Diane découvrit un couloir, s’ouvrant sur plusieurs pièces. Elle s’y glissa à pas prudents. Sur les parois de bois, des couvertures tissées, aux dessins naïfs, étaient suspendues à la manière de tableaux. Elle apercevait aussi, par les portes ouvertes, des tabourets-tam-tams, des papiers peints roses ou violets, des lustres en papier de riz. L’ensemble fleurait bon les années soixante-dix. Ce lieu aurait plu à sa mère.

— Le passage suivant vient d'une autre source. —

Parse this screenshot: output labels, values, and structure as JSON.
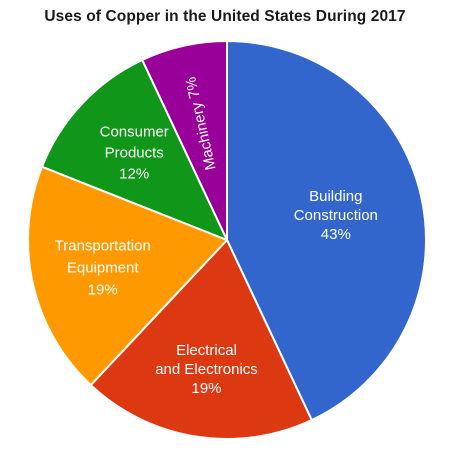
{
  "chart_data": {
    "type": "pie",
    "title": "Uses of Copper in the United States During 2017",
    "slices": [
      {
        "name": "Building Construction",
        "label_lines": [
          "Building",
          "Construction",
          "43%"
        ],
        "value": 43,
        "color": "#3366cc"
      },
      {
        "name": "Electrical and Electronics",
        "label_lines": [
          "Electrical",
          "and Electronics",
          "19%"
        ],
        "value": 19,
        "color": "#dc3912"
      },
      {
        "name": "Transportation Equipment",
        "label_lines": [
          "Transportation",
          "Equipment",
          "19%"
        ],
        "value": 19,
        "color": "#ff9900"
      },
      {
        "name": "Consumer Products",
        "label_lines": [
          "Consumer",
          "Products",
          "12%"
        ],
        "value": 12,
        "color": "#109618"
      },
      {
        "name": "Machinery",
        "label_lines": [
          "Machinery 7%"
        ],
        "value": 7,
        "color": "#990099"
      }
    ],
    "start_angle": "12 o'clock",
    "direction": "clockwise",
    "legend": "none"
  }
}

Elle avança encore. Elle vit des salles de jeux, occupées par des tables de ping-pong, des baby-foot. Une autre pièce où trônait une télévision, tapissée de coussins. Au fond du couloir, elle trébucha sur une petite cage, qui répandait ses graines et sa sciure sur le sol. Diane s’arrêta un instant sur l’objet : son occupant – cochon d’Inde ou hamster – s’était fait la malle, lui aussi.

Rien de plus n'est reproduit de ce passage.